Escribe: ARQ. URB. Jorge Ruiz de Somocurcio
Lo técnico es un medio para alcanzar un fin. No es un fin en sí mismo. Por lo tanto, requiere el diagnóstico preliminar de una situación problemática; luego una “solucionática” y los instrumentos técnicos para alcanzarla. Esa lógica ha estado ausente en la mayoría de los temas del llamado Debate Técnico a pesar de que ha habido expositores peso pesado.
El gran ausente ha sido un pensamiento integrador en prospectiva. Ignoro cómo se eligieron los temas por debatir, pero, por ejemplo, problemas como infraestructura, educación, salud, juventud y deporte están totalmente conectados y la solución pasa por encontrar la forma o sistema como se vinculan. De lo contrario, las respuestas serán solo parciales, sin el beneficio de ir consolidando ciudades y construyendo soluciones que se complementen.
En infraestructura, que es un tema paraguas, un expositor señaló que 2400 obras públicas están detenidas y representan 73 000 millones de soles por ejecutar. Buen dato. Otro señaló que, de los 180 000 km de caminos rurales, proponían pavimentar el 80 % que está en condición rústica: buen deseo. Sin embargo, lo primero es evaluar si la finalidad original de esas intervenciones efectivamente nos conduciría a maximizar el uso del territorio, los recursos y multiplicar los beneficios en la población. ¿De pronto no sería mejor, por ejemplo, pensar en la longitudinal de la sierra? También se hizo el anuncio de priorizar corredores logísticos, así como las Líneas 3 y 4 del tren y trenes de cercanía en Lima.
Pero antes de eso interesa precisar cuál es el modelo de metrópoli que queremos convalidar y conectar, y los recursos disponibles. ¿Podrían convenir cuatro o cinco líneas adicionales de Metropolitano o sistema BRT en lugar de las costosísimas y lentas obras del tren?
Nadie ofreció una cifra del déficit referencial de infraestructura en el Perú. AFIN la estima en 200 000 millones de dólares. ¿Hay cómo gestionarlos?
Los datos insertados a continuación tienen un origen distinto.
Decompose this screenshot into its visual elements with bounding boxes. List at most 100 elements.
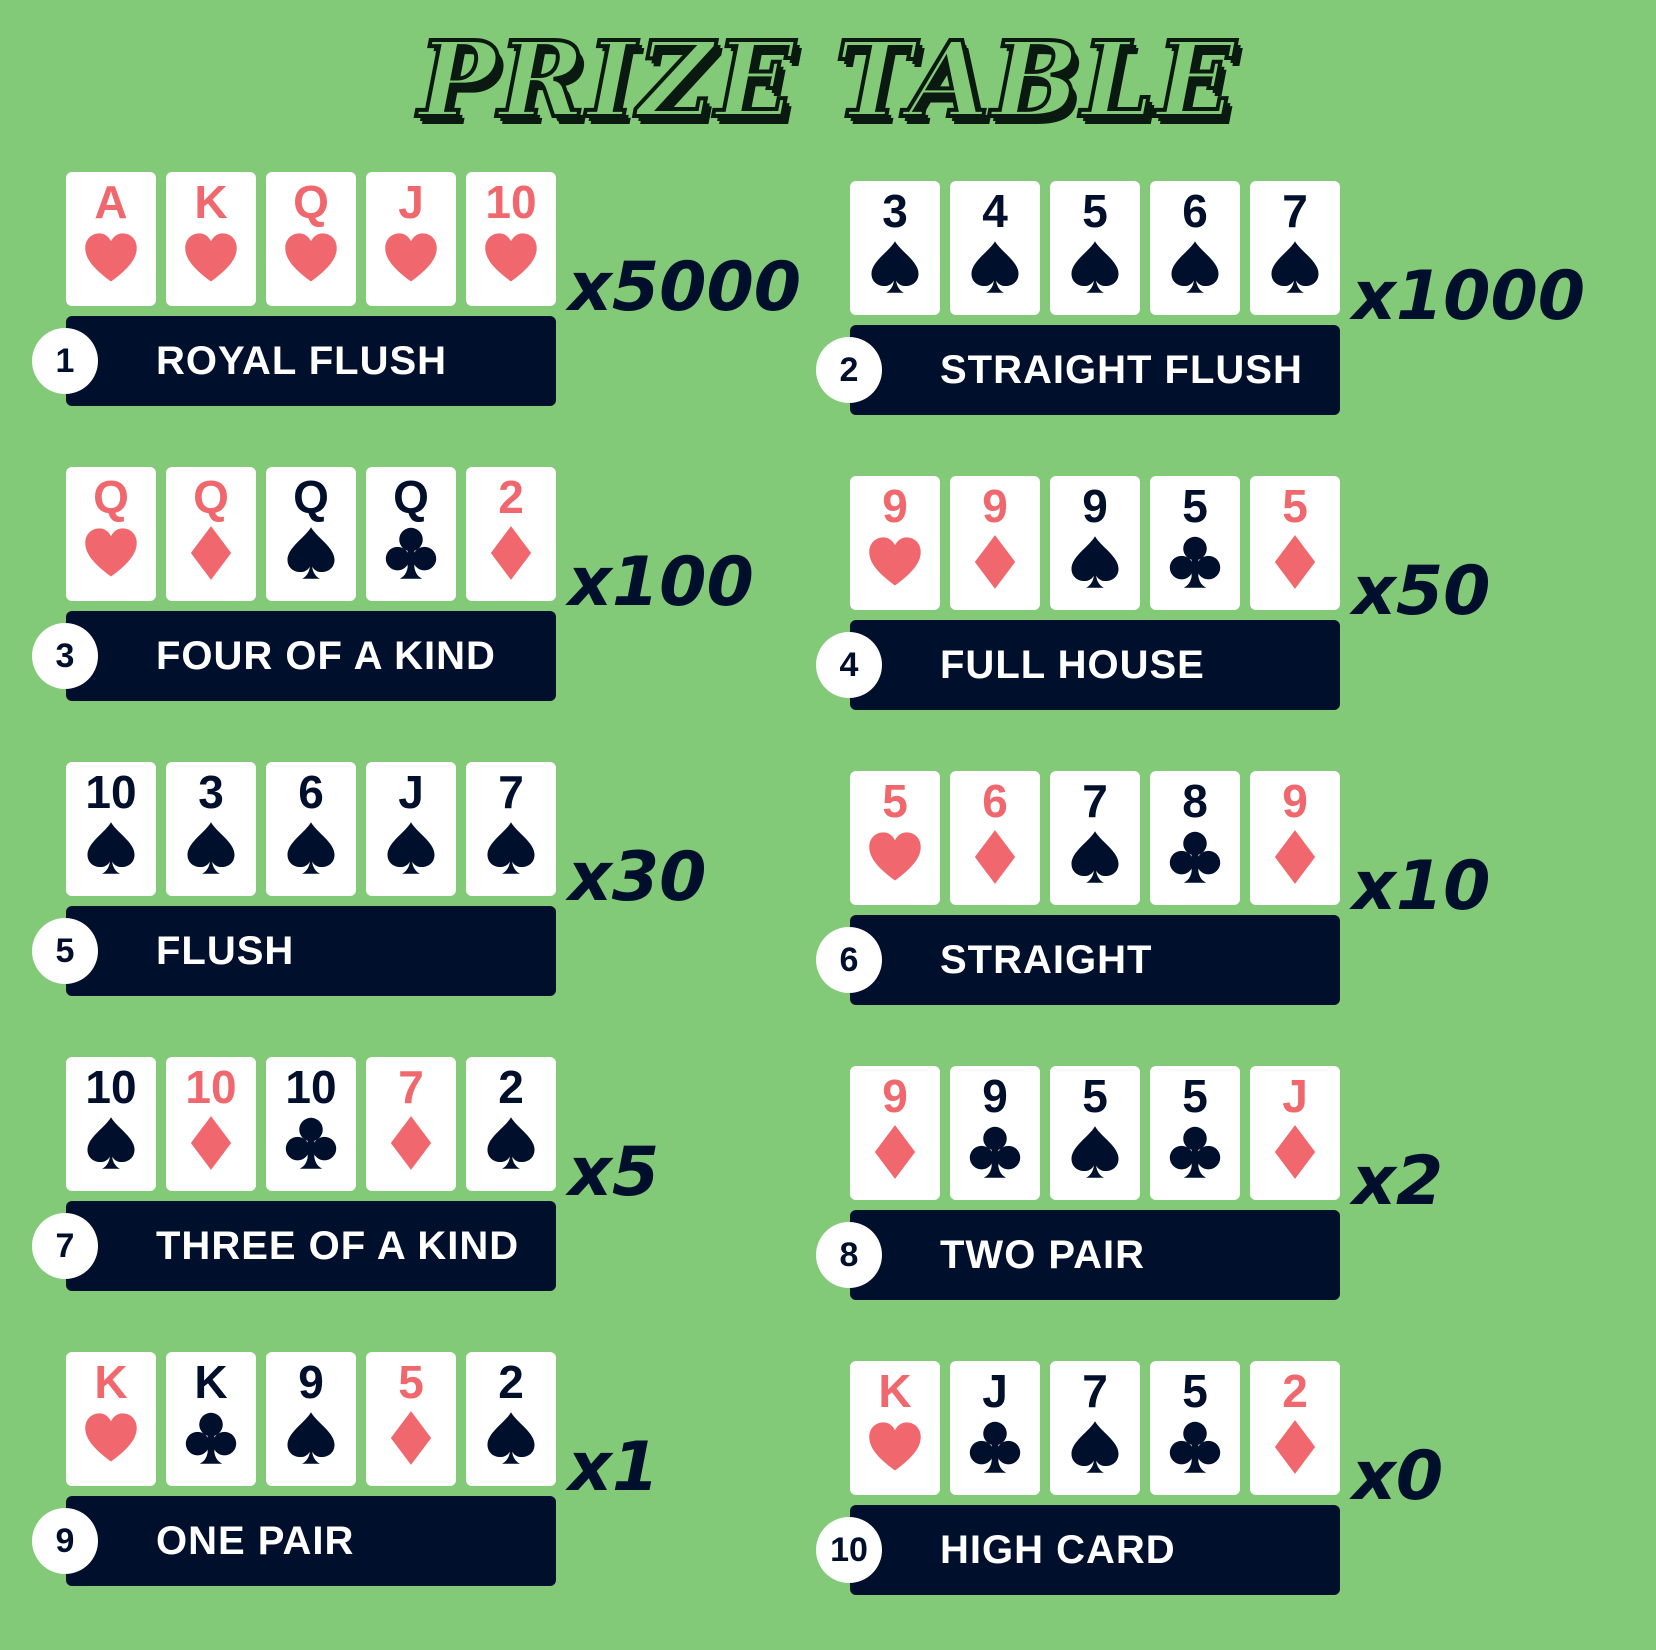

En un país ubicado en el Cinturón de Fuego del Pacífico, fue extraño que no se hablara de prevención de desastres, donde y con qué montos. También estuvo ausente del debate el déficit de 2 millones de unidades de vivienda en el país, cuya atención puede generar 400 000 empleos/año, o el 30 % sin agua y el 40 % sin desagüe ni conectividad.
El mejoramiento de nuestras ciudades tan mal hechas y deficitarias ni se mencionó; tampoco los casi S/30 000 millones que se pierden en el país por la irracionalidad del antisistema de transporte. Cada ciudad metropolitana necesitaría por lo menos una línea de metro como orientadora del su crecimiento.
Finalmente, ambas presentaciones hicieron gala de un total copamiento del Estado por el Ejecutivo. Ninguna referencia a los niveles subnacionales de gobierno, sus particularidades, competencias y su fortalecimiento. Y cómo trabajar con ellos. Municipios y regiones fueron sencillamente invisibles a pesar de ejecutar el 40 % del gasto nacional, y la participación ciudadana quedó en el baúl de los recuerdos.